Here are a few of the most resonant descriptions.

On the MU Library:
[B]efore William Stoner the future lay bright and certain and unchanging. He saw it, not as a flux of event and change and potentiality, but as territory ahead that awaited his exploration. He saw it as the great University library, to which new wings might be built, to which new books might be added and from which old ones might be withdrawn, while its true nature remained essentially unchanged.

On the Quad:
Sometimes he stood at the center of the Quad, looking at the five [sic] huge columns in front of Jesse Hall that thrust upward into the night out of the cool grass; he had learned that these columns were the remains of the original main building of the university, destroyed many years ago by fire. Grayish silver in the moonlight, bare and pure, they seemed to him to represent the way of life he had embraced, as a temple represents a god.

Inside (what seem like) the Niedermeyer Apartments:
About three blocks from the campus, toward town, a cluster of old houses had, some years before, been converted into apartments … The house in which Katherine Driscoll lived stood in the midst of these. It was a huge three-storied building of gray stone, with a bewildering variety of entrances and exits, with turrets and bay windows and balconies projecting outward and upward on all sides.

Inside Jesse Hall:
He stood at the stairs that led up to the second floor; the steps were marble, and in their precise centers were gentle troughs worn smooth by decades of footsteps going up and down. They had been almost new when — how many years ago? — he had first stood here and looked up, as he looked now, and wondered where they would lead him.

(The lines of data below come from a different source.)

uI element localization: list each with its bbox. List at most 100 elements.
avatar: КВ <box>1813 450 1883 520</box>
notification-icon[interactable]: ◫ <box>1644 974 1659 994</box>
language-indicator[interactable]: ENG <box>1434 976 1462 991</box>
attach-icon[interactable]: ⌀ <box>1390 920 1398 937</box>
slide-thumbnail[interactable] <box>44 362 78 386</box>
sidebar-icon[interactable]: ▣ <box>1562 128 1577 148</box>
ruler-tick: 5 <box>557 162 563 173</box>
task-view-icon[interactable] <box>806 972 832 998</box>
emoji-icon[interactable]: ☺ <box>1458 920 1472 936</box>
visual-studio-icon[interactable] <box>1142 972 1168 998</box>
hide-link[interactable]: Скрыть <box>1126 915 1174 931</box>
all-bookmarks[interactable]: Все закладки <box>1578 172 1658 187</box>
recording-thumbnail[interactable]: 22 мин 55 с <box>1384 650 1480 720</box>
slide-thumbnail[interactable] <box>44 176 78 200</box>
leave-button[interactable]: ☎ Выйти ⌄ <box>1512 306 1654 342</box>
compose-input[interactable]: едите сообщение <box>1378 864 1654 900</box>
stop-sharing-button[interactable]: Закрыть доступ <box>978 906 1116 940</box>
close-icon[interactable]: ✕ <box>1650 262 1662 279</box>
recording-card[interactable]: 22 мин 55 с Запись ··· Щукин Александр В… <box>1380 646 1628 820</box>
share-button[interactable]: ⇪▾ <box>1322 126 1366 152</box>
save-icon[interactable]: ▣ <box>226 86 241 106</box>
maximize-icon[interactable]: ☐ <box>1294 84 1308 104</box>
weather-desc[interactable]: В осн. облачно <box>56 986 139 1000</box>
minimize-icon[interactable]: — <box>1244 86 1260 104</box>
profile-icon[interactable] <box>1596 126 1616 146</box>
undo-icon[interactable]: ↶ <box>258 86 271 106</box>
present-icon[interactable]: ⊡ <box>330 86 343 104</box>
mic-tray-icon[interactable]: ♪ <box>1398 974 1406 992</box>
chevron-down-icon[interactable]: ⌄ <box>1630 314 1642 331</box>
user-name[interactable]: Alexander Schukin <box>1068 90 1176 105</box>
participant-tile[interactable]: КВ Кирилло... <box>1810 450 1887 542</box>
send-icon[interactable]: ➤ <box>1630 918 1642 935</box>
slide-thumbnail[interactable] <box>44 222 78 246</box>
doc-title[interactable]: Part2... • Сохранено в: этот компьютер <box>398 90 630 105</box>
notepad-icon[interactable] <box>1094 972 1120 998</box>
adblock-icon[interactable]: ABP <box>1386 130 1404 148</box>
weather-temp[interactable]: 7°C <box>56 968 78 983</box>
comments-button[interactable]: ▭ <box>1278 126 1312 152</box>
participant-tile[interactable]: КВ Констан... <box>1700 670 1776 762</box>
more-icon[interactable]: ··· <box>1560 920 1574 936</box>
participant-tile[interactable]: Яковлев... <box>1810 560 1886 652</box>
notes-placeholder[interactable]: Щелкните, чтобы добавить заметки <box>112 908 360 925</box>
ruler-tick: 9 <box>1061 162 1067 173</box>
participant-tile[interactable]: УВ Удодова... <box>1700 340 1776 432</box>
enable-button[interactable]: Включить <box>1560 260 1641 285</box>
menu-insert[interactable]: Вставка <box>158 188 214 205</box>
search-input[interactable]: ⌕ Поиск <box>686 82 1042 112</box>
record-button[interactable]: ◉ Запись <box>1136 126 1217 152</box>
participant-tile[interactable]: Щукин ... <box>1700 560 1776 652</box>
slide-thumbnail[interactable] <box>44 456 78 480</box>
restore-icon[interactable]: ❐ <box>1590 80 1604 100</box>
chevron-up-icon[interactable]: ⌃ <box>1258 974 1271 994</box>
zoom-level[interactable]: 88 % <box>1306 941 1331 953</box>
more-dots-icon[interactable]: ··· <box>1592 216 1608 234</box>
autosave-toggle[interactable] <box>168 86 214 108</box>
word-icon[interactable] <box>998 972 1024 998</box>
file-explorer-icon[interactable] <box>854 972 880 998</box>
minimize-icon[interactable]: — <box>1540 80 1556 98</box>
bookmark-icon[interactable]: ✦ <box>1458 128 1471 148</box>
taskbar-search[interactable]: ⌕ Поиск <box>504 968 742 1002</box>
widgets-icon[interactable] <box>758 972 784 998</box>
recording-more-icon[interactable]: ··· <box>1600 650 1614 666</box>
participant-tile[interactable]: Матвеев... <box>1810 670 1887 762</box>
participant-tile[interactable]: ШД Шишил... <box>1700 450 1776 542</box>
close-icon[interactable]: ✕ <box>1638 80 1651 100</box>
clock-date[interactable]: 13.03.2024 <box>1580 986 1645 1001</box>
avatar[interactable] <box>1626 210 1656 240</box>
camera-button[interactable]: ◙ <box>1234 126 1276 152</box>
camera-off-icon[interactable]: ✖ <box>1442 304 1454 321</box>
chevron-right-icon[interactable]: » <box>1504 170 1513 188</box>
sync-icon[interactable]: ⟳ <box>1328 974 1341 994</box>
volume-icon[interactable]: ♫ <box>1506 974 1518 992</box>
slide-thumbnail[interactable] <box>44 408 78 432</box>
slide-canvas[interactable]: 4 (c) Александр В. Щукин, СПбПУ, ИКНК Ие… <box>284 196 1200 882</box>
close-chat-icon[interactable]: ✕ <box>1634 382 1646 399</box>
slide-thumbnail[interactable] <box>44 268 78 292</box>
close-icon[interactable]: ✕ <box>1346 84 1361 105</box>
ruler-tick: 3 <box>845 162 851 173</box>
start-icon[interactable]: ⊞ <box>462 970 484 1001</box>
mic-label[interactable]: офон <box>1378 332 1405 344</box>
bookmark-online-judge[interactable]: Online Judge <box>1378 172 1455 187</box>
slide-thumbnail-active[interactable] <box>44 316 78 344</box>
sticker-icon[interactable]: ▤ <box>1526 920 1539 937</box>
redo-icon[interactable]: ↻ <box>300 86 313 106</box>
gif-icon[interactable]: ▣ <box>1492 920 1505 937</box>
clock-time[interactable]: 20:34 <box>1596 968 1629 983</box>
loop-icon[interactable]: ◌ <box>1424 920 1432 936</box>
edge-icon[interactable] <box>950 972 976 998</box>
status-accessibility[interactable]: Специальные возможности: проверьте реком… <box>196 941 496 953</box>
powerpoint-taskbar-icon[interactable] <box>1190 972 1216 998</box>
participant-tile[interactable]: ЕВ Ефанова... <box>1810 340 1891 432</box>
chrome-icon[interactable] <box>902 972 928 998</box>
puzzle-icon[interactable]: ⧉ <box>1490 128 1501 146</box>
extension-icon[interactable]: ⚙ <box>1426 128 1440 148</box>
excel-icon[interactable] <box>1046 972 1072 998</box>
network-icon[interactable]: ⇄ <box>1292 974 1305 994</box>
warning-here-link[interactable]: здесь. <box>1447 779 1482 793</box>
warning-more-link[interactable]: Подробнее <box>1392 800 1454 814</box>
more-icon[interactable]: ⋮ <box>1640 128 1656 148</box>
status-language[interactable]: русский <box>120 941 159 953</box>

At the end of World War I:
On November 11th of that year, two months after its last semester began, the Armistice was signed. The news came on a class day, and immediately the classes broke up; students ran aimlessly about the campus and started small parades that gathered, dispersed, and gathered again, winding through halls, classrooms, and offices. Half against his will, Stoner was caught up in one of these which led into Jesse Hall, through corridors, up stairs, and through corridors again.